I’m skipping Quiapo, too, another Christmas destination, this time with my only daughter, Gia. Amazing how almost all imported baking ingredients for fruitcakes and also Christmas goodies could be found beside the wet market. Before going home, another must, was a stop at Excelente, for ham and ham bone, and, of course, the original hopia, which seemed to be getting smaller every year, although ever as flaky and tasty. We’d eat some in the car, alternating with hot castañas.
Perhaps most nostalgically painful is to have to cancel Baguio Christmas—and also Easter earlier in this pandemic year—for which we’d have made hotel bookings months ahead. Christmas just wouldn’t be Christmas without a trip to the cool mountains in December, usually with my youngest granddaughter, Mona. She was happiest whenever a playmate like Vergel’s granddaughter Mavis joined us.
We’re going to miss the Country Club as someone’s guests, and the Manor, where they had the best Christmas and Easter decorations and musical shows. We loved the food in both places—and, oh, the native strawberries! It’s the spot of my fondest memories from every stage of my life and definitely one of the first places we will visit as soon as we’re out of this pandemic.
Hitting a chord
We won’t be at my daughter’s place this Christmas Eve, either, for the traditional early dinner of turkey, with all the trimmings, and my pote Gallego soup. She would usually bake a cherry pie for dessert, along with the usual Christmas goodies, cookies and fruitcakes with slivers of queso de bola. From dinner we would all go to midnight Mass, happily moved two hours earlier. We would open gifts over coffee and fruitcake, after finishing the Asti Spumante, of course.

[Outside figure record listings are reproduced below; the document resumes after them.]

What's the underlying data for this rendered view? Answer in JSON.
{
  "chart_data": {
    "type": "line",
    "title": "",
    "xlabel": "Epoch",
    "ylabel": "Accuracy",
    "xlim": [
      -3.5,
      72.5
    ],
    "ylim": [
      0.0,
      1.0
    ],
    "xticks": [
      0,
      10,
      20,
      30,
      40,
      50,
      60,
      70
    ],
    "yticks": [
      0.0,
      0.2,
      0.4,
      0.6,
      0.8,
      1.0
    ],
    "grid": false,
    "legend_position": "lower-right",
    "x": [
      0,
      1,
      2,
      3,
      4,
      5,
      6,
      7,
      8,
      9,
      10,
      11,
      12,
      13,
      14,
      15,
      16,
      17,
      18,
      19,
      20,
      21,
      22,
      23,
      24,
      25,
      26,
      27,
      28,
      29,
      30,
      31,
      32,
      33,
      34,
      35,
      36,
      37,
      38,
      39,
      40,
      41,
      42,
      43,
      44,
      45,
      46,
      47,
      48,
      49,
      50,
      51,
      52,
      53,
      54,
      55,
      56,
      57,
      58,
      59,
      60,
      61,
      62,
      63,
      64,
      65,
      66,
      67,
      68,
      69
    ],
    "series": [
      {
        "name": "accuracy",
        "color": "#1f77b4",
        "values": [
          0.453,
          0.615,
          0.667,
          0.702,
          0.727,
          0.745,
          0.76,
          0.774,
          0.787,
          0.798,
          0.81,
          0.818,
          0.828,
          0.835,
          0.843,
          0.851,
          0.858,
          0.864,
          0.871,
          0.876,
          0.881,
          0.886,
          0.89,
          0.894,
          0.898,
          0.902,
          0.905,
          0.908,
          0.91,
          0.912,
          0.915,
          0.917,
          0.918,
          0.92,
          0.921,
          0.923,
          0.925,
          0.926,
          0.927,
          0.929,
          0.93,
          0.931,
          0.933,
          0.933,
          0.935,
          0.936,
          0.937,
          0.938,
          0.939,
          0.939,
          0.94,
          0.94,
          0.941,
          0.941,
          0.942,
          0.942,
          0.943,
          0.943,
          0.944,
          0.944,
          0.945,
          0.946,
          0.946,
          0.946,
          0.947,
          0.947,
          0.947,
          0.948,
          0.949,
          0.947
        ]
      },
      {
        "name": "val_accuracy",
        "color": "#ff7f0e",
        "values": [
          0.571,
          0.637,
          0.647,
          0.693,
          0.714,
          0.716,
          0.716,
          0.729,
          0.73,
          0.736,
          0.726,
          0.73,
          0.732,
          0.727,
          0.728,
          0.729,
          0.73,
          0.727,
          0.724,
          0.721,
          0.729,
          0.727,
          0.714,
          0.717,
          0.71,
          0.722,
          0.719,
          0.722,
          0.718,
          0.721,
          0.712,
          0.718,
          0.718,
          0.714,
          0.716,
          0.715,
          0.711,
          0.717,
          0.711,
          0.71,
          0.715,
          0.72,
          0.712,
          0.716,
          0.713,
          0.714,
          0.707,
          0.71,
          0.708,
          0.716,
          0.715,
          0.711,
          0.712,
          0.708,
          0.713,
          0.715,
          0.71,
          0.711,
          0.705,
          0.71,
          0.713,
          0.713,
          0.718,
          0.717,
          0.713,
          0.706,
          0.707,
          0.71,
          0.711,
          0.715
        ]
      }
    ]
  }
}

I could cry just to think we won’t be at cousin Ninit’s on Christmas Day, either. For the past 40 years that’s where my whole family would enjoy a late Christmas lunch. That was when we saw not only three generations of Paternos, but the usual long-lost relatives and friends from here or abroad. One thing we could always count on was superb food and excellent company. Only by 4 p.m. would one by one guests be saying goodbye, just in time for everybody to take siesta before a simple dinner back home.
No matter how far or how long it took, all those wonderful Christmas destinations would end with me and Vergel all by ourselves. We’d be happy to be back in the familiar comforts of home and with each other, but loving every minute of what happened in between. This Christmas it will begin and end the same way, with just the two of us and nothing in between.
Oon, who has to be foreign to the English language, adapted his charming and childlike version of the original to the familiar tune and changed the lyrics. Nevertheless, it hit a chord.
In the spirit of the new normal—of looking at what really matters (please overlook the strange grammar and sentence construction) and sing along with me the last refrain: “We’re not going to anywhere this Christmas, / stay at home, indoors, / but most importantly / is to have you here with me, / who could ask for more? / So merry Christmas to all!”